D4.1 (忠臣蔵 七段目)

絵師:礒田湖龍斎
出版:安永(1772~81)初期
判型:柱絵判錦絵
所蔵:赤穂市立歴史博物館
作品番号:AkoRH-R0001    

 『仮名手本忠臣蔵』七段目の一場面を描いている。すなわち、大星由良之助が嫡男力弥によって届けられた顔世御前からの密書を祇園一力茶屋の縁先で読んでいるところを、階上よりおかるが、床下より斧九太夫が盗み読むというシーンである。由良之助は、延べ鏡に映して盗み読んでいたおかるの落とした(かんざし)の音にハッと気づいて顔を上げている。

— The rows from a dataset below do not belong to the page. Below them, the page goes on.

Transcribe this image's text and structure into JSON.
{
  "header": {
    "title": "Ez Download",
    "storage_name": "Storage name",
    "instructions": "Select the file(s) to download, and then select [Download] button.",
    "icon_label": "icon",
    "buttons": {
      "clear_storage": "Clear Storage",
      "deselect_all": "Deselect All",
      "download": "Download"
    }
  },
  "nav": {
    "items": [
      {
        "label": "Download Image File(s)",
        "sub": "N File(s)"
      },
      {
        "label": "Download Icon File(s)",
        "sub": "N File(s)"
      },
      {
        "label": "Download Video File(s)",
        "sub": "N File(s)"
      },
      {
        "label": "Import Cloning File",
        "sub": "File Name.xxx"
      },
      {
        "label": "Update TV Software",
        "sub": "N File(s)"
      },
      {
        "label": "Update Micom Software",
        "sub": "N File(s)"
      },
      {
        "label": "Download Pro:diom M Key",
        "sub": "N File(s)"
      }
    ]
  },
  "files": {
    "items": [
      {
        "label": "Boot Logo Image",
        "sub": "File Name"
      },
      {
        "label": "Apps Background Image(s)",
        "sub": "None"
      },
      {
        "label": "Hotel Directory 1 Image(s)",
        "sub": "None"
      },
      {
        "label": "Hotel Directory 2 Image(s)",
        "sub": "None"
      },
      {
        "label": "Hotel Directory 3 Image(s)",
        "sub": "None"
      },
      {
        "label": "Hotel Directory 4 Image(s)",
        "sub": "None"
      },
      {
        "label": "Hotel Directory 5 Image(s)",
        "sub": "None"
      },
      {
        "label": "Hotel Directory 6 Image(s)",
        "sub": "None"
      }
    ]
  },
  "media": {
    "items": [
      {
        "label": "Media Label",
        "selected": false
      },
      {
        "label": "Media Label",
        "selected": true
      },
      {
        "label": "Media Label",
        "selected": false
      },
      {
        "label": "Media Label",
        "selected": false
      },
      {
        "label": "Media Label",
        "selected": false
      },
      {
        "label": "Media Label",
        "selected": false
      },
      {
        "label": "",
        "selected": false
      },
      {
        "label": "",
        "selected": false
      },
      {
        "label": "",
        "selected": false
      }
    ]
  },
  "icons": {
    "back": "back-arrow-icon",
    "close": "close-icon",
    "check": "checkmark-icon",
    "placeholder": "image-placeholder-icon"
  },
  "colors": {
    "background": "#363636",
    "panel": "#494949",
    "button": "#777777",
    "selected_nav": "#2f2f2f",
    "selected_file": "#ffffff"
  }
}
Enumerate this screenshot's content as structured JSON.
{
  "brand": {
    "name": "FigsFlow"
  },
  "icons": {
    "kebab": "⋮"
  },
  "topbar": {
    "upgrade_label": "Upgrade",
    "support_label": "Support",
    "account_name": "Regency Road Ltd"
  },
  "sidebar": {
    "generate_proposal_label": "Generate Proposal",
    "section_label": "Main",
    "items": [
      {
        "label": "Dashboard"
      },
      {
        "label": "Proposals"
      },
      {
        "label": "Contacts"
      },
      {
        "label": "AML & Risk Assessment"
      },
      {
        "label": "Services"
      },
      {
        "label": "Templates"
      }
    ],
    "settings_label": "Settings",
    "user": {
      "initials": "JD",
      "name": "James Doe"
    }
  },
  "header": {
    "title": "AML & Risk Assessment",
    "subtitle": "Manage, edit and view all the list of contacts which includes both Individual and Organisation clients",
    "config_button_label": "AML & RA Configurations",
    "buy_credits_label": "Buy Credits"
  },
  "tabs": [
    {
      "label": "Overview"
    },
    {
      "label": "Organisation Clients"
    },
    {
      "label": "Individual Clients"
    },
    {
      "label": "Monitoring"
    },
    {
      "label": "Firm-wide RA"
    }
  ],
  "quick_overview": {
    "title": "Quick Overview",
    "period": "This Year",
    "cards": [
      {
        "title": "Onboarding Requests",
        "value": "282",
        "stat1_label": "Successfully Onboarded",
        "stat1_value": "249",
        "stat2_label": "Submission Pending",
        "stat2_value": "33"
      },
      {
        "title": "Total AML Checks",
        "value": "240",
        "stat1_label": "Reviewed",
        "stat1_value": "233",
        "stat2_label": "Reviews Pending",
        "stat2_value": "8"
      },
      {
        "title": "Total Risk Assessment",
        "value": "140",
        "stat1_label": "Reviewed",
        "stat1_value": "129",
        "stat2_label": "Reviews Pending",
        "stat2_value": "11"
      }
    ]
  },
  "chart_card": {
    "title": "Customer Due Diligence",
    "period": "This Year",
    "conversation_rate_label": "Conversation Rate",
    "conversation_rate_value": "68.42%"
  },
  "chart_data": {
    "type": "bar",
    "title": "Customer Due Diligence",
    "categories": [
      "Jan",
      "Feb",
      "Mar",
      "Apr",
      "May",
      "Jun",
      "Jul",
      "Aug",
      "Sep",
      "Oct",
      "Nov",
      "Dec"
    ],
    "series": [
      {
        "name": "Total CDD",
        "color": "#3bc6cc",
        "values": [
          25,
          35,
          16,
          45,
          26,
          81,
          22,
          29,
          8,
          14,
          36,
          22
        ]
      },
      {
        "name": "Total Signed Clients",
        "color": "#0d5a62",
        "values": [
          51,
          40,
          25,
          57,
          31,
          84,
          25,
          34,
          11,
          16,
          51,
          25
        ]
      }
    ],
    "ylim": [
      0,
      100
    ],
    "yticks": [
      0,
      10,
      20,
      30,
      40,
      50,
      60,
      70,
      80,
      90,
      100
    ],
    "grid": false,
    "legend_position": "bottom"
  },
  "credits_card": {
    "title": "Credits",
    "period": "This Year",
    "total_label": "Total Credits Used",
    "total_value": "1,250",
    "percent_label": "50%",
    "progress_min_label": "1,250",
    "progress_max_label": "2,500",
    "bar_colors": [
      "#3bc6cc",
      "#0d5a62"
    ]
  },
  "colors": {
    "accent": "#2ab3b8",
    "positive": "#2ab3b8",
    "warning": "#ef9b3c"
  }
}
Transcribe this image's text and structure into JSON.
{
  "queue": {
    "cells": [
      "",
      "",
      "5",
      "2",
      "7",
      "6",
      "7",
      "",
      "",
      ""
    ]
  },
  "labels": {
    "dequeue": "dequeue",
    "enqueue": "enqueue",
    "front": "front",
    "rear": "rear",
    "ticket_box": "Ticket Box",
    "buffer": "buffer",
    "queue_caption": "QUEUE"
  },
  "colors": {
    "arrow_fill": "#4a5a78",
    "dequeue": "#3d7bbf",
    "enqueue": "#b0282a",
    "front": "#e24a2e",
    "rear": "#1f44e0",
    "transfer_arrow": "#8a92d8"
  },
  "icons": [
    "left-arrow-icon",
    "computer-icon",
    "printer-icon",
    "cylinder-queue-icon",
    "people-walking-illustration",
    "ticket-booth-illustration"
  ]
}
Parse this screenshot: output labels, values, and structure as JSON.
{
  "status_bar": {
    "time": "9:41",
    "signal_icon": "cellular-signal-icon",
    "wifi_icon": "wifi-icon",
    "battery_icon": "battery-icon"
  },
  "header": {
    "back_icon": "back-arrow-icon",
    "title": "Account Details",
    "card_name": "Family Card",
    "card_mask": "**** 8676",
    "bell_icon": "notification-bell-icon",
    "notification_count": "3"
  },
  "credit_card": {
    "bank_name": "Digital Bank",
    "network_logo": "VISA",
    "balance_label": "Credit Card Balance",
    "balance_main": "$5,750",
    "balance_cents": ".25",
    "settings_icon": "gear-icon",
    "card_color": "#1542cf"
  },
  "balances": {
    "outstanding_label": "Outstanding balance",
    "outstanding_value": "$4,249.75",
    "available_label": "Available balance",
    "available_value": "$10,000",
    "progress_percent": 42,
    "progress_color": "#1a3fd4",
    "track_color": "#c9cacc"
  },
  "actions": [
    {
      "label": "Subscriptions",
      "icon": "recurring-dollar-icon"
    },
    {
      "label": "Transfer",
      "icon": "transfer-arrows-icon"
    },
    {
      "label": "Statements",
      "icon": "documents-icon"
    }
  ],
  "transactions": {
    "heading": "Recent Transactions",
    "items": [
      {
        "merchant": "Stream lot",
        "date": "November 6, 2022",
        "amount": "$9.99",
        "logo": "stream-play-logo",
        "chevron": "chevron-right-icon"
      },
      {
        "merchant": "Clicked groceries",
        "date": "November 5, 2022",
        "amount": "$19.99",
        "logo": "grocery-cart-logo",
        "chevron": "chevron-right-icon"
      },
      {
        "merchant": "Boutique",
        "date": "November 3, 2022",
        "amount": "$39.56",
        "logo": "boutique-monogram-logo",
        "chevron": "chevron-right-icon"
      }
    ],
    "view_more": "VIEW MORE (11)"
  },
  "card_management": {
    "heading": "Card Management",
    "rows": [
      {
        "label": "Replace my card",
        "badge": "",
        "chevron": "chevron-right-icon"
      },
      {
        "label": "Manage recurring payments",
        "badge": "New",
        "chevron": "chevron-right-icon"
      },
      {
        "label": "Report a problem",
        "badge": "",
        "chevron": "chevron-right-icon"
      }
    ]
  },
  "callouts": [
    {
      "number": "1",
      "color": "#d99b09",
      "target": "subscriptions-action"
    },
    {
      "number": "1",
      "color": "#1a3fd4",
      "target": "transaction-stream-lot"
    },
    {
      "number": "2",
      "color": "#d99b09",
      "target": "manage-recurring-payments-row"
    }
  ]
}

 本図のように極端に縦長の判型を柱絵といい、丈長奉書を横四つ切りにしたもので、宝暦年間(1751~64)以降、明和年間(1764~72)~天明年間(1781~89)前半に盛んに使われ、寛政年間(1789~1801)次第に衰えた。略装して柱掛けとして鑑賞されることが多かった。『忠臣蔵』七段目の、おかる・由良之助・九太夫の3者が上下に配されるこの場面は、柱絵の判型によく合っており、しばしば柱絵に描かれた。